Dénouons les négociations avec l’Iran ! (Collectif de sept anciens ambassadeurs d’Etats européens en Iran)

Sur le blog de SYLVIA CATTORI

 

Collectif de sept anciens ambassadeurs d’Etats européens en Iran

En tant qu’anciens ambassadeurs, nous avons représenté nos pays respectifs à Téhéran pendant plusieurs années. Nous avons suivi de près la gestion du dossier nucléaire et ses effets sur la politique iranienne, comme sur le quotidien de la population. L’élection d’Hassan Rouhani à la présidence de la République ouvre à nos yeux une nouvelle donne. La négociation entre Téhéran et les cinq membres permanents du Conseil de sécurité, plus l’Allemagne, qui était enlisée depuis plusieurs années, a été relancée à la mi-octobre à Genève. Il s’est agi là d’une prise de contact, où les Iraniens ont exposé leurs positions d’une façon nouvelle. Une seconde session s’y tiendra les mercredi 6 et jeudi 7 novembre : c’est là que la négociation va vraiment se nouer.
2 novembre 2013

Selon la tournure qu’elle va prendre, il est clair pour nous qu’elle orientera l’Iran soit vers une dégradation de sa situation et un raidissement de sa posture, soit vers une amélioration des conditions de vie des Iraniens, sur le plan économique, mais aussi en termes de libertés politiques et de droits de l’homme. Et au-delà de l’Iran, elle aura un effet déterminant sur la non-prolifération et la stabilité au Proche et Moyen-Orient, donc à terme sur le bien-être des gens de la région.

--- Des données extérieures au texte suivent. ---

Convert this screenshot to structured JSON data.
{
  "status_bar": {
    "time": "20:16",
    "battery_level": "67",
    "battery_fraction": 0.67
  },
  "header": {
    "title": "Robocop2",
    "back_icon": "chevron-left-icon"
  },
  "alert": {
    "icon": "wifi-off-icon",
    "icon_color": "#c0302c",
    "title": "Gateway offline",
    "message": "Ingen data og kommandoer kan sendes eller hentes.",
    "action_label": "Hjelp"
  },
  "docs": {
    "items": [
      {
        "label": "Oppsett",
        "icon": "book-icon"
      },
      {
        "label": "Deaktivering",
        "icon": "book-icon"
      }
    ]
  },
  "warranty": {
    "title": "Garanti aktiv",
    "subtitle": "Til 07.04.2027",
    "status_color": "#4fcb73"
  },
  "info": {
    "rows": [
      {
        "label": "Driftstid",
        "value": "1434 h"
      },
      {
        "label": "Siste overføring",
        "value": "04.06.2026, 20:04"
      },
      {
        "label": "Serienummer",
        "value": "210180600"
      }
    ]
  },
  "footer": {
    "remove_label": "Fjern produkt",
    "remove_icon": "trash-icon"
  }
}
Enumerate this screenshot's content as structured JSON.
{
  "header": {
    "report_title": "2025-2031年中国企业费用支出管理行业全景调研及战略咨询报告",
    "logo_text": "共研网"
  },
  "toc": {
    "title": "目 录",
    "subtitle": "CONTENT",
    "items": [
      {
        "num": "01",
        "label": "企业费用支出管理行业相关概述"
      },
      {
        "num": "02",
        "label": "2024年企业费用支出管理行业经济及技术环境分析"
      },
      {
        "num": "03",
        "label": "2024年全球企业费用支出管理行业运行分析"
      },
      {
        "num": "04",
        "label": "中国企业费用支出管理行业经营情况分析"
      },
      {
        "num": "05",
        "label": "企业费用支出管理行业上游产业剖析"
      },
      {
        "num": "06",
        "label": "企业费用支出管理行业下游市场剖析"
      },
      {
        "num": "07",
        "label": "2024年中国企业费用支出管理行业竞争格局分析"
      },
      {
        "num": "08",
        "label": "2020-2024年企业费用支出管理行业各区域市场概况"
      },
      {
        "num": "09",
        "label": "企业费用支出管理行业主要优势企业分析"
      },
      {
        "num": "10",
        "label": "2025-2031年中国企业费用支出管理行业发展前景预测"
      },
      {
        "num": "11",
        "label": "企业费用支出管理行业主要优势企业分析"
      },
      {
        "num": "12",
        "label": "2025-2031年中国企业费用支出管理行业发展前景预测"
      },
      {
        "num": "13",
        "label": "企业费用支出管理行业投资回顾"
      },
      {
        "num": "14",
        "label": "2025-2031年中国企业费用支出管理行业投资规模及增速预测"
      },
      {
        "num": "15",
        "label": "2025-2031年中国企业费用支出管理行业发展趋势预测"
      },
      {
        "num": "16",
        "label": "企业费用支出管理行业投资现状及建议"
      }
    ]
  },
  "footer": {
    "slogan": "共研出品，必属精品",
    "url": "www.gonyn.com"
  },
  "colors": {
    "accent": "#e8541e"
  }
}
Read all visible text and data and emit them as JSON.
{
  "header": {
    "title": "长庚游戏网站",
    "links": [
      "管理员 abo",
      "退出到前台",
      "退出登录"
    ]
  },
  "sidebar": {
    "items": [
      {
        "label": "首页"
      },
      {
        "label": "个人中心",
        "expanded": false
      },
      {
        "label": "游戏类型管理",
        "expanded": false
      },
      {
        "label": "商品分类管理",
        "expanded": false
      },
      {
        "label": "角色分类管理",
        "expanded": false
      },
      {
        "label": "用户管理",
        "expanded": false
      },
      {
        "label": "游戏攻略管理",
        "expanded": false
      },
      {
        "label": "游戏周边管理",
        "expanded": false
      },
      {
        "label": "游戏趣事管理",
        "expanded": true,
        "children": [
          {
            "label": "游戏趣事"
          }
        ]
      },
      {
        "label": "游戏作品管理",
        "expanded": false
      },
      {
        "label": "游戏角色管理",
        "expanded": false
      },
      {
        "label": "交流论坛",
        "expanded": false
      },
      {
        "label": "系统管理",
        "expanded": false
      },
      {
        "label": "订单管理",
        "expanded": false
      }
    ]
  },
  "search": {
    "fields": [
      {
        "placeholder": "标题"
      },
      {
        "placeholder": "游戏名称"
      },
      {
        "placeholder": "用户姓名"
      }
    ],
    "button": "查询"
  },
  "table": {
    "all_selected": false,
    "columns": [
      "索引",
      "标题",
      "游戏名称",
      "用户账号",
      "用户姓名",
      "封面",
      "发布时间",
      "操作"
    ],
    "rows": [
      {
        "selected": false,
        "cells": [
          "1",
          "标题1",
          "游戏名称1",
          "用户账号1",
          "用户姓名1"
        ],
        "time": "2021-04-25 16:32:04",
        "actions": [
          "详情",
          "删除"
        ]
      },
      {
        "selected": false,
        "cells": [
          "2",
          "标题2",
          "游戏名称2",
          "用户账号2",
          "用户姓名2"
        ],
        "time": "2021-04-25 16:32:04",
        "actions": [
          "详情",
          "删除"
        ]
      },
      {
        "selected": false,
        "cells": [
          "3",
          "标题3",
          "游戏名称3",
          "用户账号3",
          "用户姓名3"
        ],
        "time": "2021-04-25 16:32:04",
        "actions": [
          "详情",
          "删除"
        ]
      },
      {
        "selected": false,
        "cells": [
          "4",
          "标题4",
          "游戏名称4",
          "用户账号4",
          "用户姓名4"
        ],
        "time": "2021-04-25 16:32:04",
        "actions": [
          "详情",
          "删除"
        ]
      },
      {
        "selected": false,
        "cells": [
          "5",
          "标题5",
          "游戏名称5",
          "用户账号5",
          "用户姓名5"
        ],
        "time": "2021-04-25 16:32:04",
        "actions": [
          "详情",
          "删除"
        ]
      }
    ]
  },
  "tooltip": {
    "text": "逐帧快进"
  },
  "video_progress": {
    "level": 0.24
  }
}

Mais à ce jour, force est d’admettre que l’imbroglio noué au fil des ans sur ce dossier nucléaire est devenu un obstacle majeur sur le chemin de toute évolution positive. L’on a donné naissance à une sorte de noeud gordien. Aux premières rencontres de Genève, chacun a témoigné de sa bonne volonté et de ses espoirs d’en sortir. Mais le plus dur reste à faire. Il est vrai que le passé a creusé entre les parties un large fossé de méfiance mutuelle. Nous croyons le moment venu pour elles d’admettre que la confiance est rarement au point de départ d’une négociation. Elle est plutôt le produit d’accords clairs, vérifiables, et fidèlement respectés. Si les deux parties parviennent à de bons accords, veillent scrupuleusement à leur application, et s’attellent dans le même esprit au règlement de leurs autres différends, la confiance pourra refleurir.

Un accord durable doit être pleinement accepté par ses signataires. Il prend donc forcément la forme d’un compromis. Mais sur le fond des choses, il doit aussi préserver l’essentiel. Pour la communauté internationale, représentée par les six nations négociatrices avec l’Iran, l’essentiel est qu’il dresse un barrage infranchissable à la prolifération de l’arme nucléaire. Sans une tranquillité complète sur ce point, il ne peut y avoir de bon accord. Pour l’Iran, l’essentiel est que lui soit reconnu le droit de mettre en oeuvre les principales technologies d’un programme nucléaire civil d’ampleur. Pour ce pays longtemps soumis à des appétits coloniaux, et qui refuse d’être enfermé dans la catégorie réductrice des producteurs de pétrole, ce droit vaut statut de nation à part entière, ayant pleinement accès aux attributs de la modernité.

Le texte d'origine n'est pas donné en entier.